Pero dichas teorías de la conspiración no tendrían tanta difusión sin las plataformas digitales. Las llamadas redes sociales son hoy el principal medio de propagación de noticias, reales o falsas. Como un efecto en cadena, una información sin verificar o francamente engañosa se replica a través de Facebook, Twitter, Instagram, Whatsapp y Telegram, lo que ocasiona la construcción de narrativas sociales tergiversadas de la realidad. Y este es uno de los puntos que ha desatado en estos días el escrutinio desde el gobierno del impacto negativo de las plataformas digitales en los usuarios. El caso de los servicios desarrollados por la empresa del joven multimillonario Mark Zuckerberg es emblemático. En estos días su compañía ha sido señalada en el Senado de los Estados Unidos, a partir del testimonio de una excolaboradora, de haber ignorado los estudios y reportes del daño tóxico que sus redes ocasionan en los adolescentes, la democracia y la confianza pública. A la lista de pecados que se le atribuyen al imperio Facebook se le suma la filtración masiva de datos personales con fines de manipulación electoral, la utilización de la seguridad de los usuarios con fines lucrativos, la propagación de noticias falsas, la discrecionalidad en sus políticas de censura, entre otros.

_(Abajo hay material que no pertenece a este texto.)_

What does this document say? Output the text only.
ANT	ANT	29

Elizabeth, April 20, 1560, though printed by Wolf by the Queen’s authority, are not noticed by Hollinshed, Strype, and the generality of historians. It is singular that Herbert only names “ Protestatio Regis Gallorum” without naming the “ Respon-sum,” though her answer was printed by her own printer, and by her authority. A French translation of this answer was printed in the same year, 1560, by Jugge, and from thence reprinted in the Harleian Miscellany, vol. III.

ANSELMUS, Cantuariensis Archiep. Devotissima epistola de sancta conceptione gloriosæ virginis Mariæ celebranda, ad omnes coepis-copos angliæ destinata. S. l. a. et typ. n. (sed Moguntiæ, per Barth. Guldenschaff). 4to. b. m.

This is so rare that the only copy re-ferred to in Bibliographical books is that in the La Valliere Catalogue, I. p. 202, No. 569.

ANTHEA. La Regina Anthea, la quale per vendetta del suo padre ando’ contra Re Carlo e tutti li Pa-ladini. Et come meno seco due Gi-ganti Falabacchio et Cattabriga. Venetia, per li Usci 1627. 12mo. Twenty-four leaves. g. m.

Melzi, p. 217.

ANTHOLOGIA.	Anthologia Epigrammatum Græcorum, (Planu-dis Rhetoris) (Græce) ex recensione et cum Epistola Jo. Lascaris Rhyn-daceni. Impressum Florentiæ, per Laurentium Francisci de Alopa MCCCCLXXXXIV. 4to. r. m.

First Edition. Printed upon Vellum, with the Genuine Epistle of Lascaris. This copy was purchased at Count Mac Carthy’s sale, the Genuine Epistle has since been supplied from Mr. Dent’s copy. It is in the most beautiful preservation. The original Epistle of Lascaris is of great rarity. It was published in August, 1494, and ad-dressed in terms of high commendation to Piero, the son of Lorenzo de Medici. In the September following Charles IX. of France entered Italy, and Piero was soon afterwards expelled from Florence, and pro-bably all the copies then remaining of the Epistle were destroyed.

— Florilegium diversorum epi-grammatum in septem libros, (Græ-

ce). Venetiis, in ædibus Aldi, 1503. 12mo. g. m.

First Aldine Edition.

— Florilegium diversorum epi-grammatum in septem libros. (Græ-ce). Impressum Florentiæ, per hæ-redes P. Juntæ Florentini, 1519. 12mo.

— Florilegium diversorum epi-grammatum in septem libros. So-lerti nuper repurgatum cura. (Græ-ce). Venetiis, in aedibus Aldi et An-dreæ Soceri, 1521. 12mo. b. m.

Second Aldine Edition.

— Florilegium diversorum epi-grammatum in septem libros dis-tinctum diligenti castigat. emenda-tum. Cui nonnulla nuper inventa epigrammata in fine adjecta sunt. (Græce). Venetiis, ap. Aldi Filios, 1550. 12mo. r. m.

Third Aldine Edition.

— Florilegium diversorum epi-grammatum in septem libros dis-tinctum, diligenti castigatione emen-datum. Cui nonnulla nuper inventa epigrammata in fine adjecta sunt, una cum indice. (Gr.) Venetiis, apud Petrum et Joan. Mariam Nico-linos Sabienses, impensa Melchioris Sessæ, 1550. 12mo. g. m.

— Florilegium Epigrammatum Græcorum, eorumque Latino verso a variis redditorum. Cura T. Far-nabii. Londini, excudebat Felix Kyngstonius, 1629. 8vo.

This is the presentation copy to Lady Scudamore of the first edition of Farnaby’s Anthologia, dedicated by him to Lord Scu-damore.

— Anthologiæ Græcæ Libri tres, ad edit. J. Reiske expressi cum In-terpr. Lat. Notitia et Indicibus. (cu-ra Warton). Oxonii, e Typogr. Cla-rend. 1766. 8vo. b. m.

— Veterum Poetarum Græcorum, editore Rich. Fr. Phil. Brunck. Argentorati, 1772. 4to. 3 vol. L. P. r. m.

En la misma semana de este escrutinio, Facebook y sus redes hermanas sufrieron un apagón de casi siete horas causado, según se ha dicho, por una falla en la configuración de los enrutadores troncales, que son los enlaces que permiten el tráfico de la red de un centro de datos a otro. La caída de estas plataformas dejó sin servicio a 3,500 millones de usuarios en todo el mundo y provocó una pérdida económica calculada en más de 1,000 millones de dólares, más los casi 6,000 millones que habría perdido Zuckerberg. El apagón y su impacto vino a recordarnos la alta y peligrosa dependencia a las redes de un gigante tecnológico que ya opera como un monopolio global que hasta hace poco imponía sus reglas prácticamente sin supervisión alguna. Una especie de Estado informal supranacional, sin límites ni controles. En contraste, en China se avanza hacia el endurecimiento de los controles digitales por parte del gobierno que facilitarán la vigilancia política efectiva y casi total sobre los ciudadanos chinos. Un modelo que resulta muy tentador para regímenes autocráticos que buscan alternativas al monopolio/oligopolio tecnológico de Occidente. Si los paraísos fiscales permiten ocultar las riquezas de mafiosos, capitalistas evasores y políticos sin escrúpulos, las redes sociales hoy brindan un poder que cualquier supervillano de la saga del 007 soñaría con poseer.